Toward Wheeled Mobility on Vertically Challenging Terrain: Platforms, Datasets, and Algorithms
Aniket Datar, Chenhui Pan, Mohammad Nazeri, Xuesu Xiao
TL;DR
Conventional wheeled robots are limited to flat environments; this paper addresses mobility on vertically challenging terrain. It introduces two open-source platform designs (Verti-Wheelers) and collects two datasets of teleoperated crawls over rocks to enable data-driven mobility. It presents three controllers—open-loop, rule-based, and end-to-end imitation learning—and evaluates them indoors and outdoors, showing that conventional wheels can traverse rugged terrain with appropriate control.
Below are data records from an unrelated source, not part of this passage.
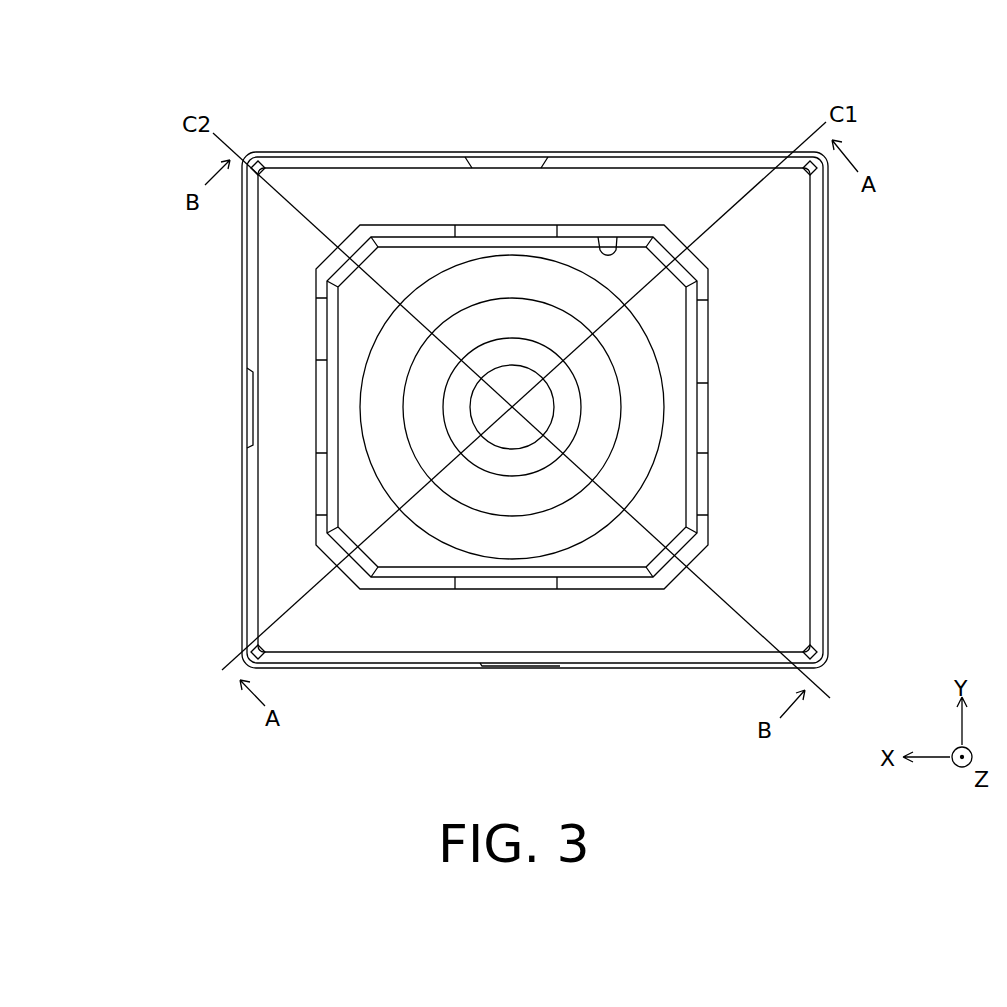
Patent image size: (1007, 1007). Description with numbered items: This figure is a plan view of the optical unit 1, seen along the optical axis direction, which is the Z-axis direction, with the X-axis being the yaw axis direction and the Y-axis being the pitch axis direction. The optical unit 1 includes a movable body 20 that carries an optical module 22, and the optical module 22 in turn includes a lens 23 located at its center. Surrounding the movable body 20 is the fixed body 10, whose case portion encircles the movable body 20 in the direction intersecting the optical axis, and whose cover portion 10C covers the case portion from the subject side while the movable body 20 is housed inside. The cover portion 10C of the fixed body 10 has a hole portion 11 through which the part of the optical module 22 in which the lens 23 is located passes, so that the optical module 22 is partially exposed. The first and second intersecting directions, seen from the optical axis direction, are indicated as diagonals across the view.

The optical unit 1 is at (902, 88).
The fixed body 10 is at (830, 356).
The cover portion 10C is at (770, 540).
The hole portion 11 is at (616, 255).
The movable body 20 is at (668, 462).
The optical module 22 is at (648, 340).
The lens 23 is at (515, 378).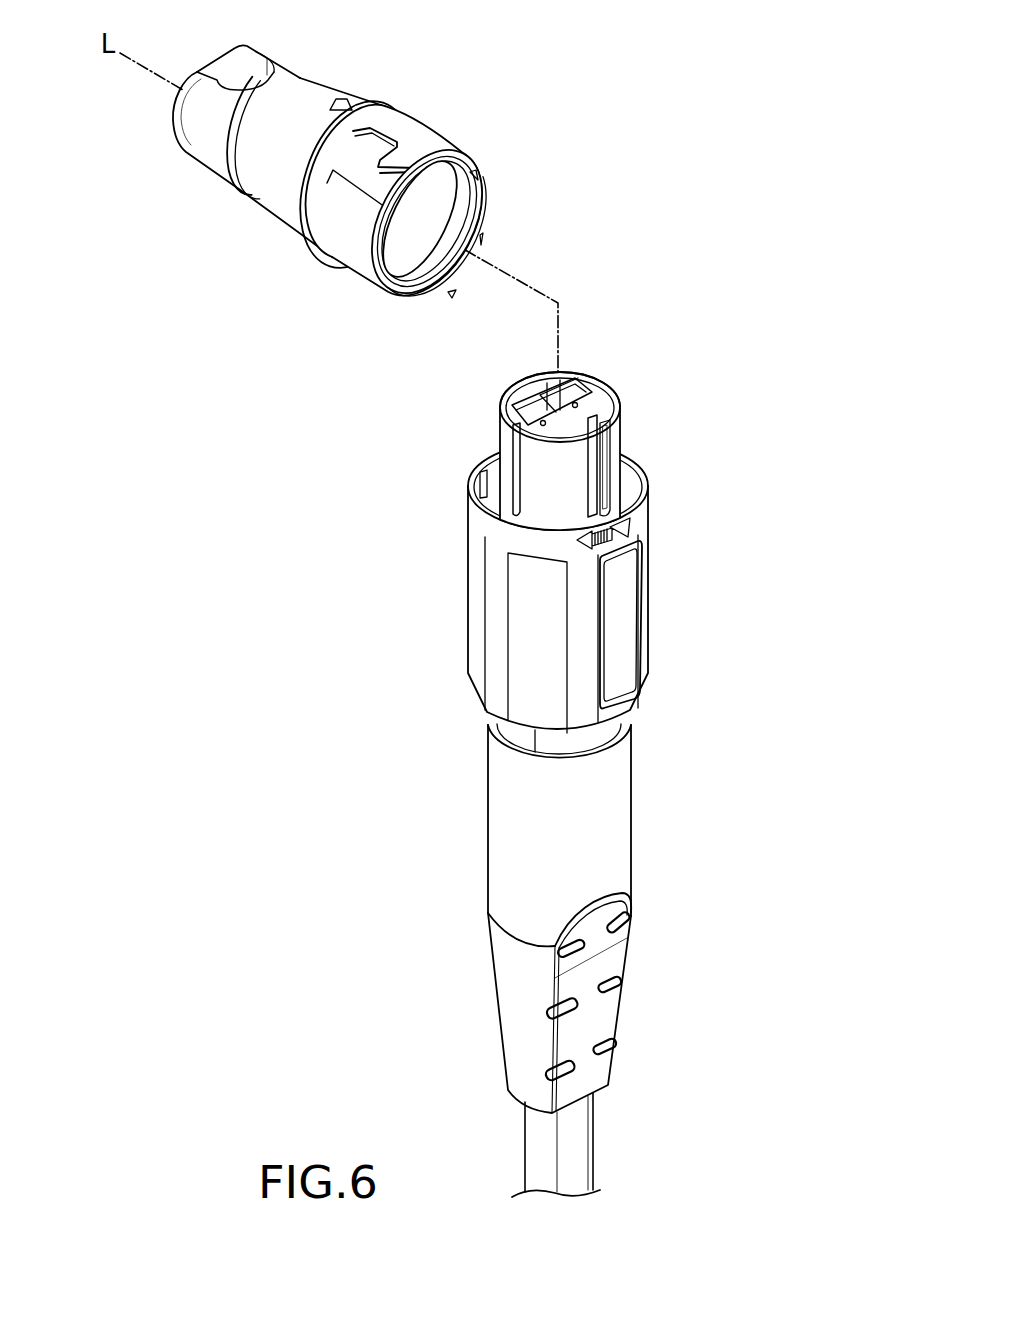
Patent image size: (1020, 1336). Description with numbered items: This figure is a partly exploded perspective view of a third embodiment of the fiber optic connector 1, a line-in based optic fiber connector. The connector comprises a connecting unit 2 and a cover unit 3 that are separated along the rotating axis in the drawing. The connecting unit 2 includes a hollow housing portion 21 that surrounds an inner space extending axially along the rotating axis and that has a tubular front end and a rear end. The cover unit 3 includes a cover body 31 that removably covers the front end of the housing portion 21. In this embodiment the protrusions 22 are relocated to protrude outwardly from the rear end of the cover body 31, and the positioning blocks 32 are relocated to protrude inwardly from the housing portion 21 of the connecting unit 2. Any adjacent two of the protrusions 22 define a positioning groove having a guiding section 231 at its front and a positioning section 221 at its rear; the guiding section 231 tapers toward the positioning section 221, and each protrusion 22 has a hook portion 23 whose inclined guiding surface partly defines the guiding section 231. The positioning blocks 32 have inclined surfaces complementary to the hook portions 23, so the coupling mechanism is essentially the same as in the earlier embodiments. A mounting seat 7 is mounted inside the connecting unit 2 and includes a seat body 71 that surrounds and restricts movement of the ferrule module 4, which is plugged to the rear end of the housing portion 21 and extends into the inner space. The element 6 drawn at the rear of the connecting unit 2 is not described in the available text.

The work publishes hardware designs, software, and datasets to spur further research and potential real-world applications in off-road robotics.
Abstract
Most conventional wheeled robots can only move in flat environments and simply divide their planar workspaces into free spaces and obstacles. Deeming obstacles as non-traversable significantly limits wheeled robots' mobility in real-world, extremely rugged, off-road environments, where part of the terrain (e.g., irregular boulders and fallen trees) will be treated as non-traversable obstacles. To improve wheeled mobility in those environments with vertically challenging terrain, we present two wheeled platforms with little hardware modification compared to conventional wheeled robots; we collect datasets of our wheeled robots crawling over previously non-traversable, vertically challenging terrain to facilitate data-driven mobility; we also present algorithms and their experimental results to show that conventional wheeled robots have previously unrealized potential of moving through vertically challenging terrain. We make our platforms, datasets, and algorithms publicly available to facilitate future research on wheeled mobility.